My father-in-law is a child of the Holocaust. He is, in a way, art born of atrocity. His story is fascinating, as are the stories of so many whose parents survived the Holocaust, either in camps or in hiding or in brave revolt in the woods of Poland.
But his story is not my story today. My story is brief and bubbled up for me this morning on the drive home from the cafe.
My story is in response to the despair I often feel in this world; and the despair I feel specifically right now in this region.
I woke up this morning with a headache, and with a swelling I get in the hollow of my neck where sadness lurks. The news, the last thing I read before falling asleep last night, still lingered there.
But two hours later, after a spinach quiche and cafe hafooch at Cafederaztia, after taking 8 pages of notes, after probing my father-in-law for details about the small Polish village, about the time in Lublin, and the after time in Germany, and the time after that in Lod and in Petach Tikva, and eventually Newark, NJ …
I felt alive again.
The headache is still there a bit, but the hollow less congested. And if I had to say why, I’d say it was the listening. It was the act of being a vessel — even temporarily — of someone else’s story. Someone else’s past; someone else’s meaning. I bet if you asked my father-in-law immediately after our conversation, he would probably say he felt lifted up too. For having been actively and intentionally listened to.
It’s not the first time I’ve listened. It’s something I enjoy. It’s something of myself I want to give to others, if that makes sense.
I sense they need it.
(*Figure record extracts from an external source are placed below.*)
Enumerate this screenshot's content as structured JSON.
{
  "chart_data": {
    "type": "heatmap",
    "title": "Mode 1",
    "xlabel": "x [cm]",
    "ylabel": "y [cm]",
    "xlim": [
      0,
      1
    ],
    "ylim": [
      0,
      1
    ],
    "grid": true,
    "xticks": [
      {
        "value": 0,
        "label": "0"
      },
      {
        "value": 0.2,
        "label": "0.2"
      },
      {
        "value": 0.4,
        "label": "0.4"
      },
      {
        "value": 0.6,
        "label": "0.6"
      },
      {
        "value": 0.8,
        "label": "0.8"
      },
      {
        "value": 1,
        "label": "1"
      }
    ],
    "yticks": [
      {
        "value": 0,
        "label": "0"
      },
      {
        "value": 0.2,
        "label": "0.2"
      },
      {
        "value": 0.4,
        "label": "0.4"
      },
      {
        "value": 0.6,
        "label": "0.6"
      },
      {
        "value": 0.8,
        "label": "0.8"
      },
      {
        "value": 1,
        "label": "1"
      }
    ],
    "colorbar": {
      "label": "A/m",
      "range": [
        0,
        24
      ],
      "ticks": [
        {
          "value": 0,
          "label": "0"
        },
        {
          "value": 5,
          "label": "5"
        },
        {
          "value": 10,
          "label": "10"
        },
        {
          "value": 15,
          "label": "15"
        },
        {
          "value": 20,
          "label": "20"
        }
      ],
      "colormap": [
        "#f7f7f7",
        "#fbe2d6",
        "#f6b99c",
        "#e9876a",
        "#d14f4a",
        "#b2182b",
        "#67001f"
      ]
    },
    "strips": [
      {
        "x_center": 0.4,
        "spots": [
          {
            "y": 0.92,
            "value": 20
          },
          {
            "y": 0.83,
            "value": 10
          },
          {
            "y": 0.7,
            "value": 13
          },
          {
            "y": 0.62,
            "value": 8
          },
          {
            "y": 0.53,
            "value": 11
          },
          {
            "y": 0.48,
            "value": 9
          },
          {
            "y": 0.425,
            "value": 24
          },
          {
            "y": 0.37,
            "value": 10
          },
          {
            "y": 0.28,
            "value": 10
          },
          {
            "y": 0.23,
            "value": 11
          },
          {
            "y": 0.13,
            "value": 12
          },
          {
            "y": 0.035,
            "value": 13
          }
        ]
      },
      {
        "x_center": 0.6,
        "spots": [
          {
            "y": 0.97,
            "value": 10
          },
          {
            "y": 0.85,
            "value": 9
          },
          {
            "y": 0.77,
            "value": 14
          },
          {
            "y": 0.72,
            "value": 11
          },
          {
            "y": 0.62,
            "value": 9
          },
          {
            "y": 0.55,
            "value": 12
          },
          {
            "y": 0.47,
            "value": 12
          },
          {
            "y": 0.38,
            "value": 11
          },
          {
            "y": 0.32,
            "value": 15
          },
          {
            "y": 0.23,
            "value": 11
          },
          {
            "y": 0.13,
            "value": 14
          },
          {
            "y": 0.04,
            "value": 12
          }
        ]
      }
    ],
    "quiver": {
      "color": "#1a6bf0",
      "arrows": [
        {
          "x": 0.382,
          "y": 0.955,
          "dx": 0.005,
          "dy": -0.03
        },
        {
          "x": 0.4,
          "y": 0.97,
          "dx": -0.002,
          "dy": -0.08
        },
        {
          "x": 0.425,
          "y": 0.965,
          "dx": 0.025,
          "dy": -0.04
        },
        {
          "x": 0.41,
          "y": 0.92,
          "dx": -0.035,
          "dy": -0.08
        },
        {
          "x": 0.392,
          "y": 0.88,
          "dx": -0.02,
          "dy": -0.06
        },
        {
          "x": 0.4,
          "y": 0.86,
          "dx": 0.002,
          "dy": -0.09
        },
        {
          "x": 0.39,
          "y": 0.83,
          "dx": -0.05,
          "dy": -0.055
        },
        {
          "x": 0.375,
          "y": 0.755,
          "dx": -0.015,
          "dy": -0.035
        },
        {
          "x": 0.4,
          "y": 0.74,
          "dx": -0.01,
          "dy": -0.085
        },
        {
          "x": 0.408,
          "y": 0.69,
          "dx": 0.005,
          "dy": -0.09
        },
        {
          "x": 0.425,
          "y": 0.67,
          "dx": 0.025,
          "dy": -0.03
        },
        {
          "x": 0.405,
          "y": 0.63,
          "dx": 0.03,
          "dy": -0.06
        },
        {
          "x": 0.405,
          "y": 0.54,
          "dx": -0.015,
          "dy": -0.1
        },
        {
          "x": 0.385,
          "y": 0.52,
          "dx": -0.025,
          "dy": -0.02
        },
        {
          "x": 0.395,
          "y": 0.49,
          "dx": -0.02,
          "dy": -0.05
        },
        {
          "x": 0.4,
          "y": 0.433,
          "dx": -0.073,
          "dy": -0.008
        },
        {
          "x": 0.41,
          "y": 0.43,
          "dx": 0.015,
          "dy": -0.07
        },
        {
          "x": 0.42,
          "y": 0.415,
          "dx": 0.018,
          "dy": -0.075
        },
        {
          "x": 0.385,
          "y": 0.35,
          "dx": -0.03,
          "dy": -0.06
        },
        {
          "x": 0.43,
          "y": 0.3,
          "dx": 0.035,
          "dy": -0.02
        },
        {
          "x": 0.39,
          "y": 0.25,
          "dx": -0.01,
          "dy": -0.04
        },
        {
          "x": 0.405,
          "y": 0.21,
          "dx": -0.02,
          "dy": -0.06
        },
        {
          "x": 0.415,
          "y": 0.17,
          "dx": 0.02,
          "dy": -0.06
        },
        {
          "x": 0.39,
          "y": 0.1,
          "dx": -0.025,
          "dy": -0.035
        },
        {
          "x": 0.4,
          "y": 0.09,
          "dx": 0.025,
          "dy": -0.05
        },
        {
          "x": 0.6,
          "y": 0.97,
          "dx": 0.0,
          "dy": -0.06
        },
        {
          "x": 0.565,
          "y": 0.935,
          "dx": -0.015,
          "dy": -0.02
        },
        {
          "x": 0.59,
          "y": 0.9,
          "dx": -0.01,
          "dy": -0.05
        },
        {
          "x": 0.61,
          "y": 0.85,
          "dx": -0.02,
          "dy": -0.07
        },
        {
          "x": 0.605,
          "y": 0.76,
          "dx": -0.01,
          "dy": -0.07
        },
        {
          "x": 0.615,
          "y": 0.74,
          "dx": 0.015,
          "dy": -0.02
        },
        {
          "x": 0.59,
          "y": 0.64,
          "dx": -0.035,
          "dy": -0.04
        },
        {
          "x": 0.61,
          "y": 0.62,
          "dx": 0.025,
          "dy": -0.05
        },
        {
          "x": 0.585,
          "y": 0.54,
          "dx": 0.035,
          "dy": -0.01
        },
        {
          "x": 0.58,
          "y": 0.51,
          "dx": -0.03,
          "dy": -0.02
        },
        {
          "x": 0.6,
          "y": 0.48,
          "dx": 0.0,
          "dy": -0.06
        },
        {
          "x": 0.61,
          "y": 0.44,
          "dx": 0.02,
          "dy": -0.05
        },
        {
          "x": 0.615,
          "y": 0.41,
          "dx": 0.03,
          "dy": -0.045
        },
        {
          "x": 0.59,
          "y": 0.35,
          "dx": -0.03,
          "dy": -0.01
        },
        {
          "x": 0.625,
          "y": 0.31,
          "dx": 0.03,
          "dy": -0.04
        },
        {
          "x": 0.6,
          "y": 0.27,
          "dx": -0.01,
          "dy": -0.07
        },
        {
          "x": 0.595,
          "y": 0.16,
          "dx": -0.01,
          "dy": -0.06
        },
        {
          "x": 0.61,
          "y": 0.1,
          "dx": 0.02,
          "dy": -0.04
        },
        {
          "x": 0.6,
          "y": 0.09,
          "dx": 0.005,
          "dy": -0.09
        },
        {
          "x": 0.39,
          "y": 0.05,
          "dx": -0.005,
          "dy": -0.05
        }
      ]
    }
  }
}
And I sense I do, too.
I know this is a luxury — drinking coffee, listening. I know it’s a luxury of living here in the Lower Galilee where, for the time being, war is more a headline than a reality. I know this is not a luxury for those in shelters in Southern Israel or others whose life stories are characterized more by war than by living.
I am not naive, though this is an accusation sometimes leveled on people who still suggest conflict may be resolved by talking and listening.
But I repeat, I am not naive.
I am just open. A vessel.
And there are more like me. A lot more.
We could band together. Form our own little revolution of listening. Create art not out of, but instead of atrocity.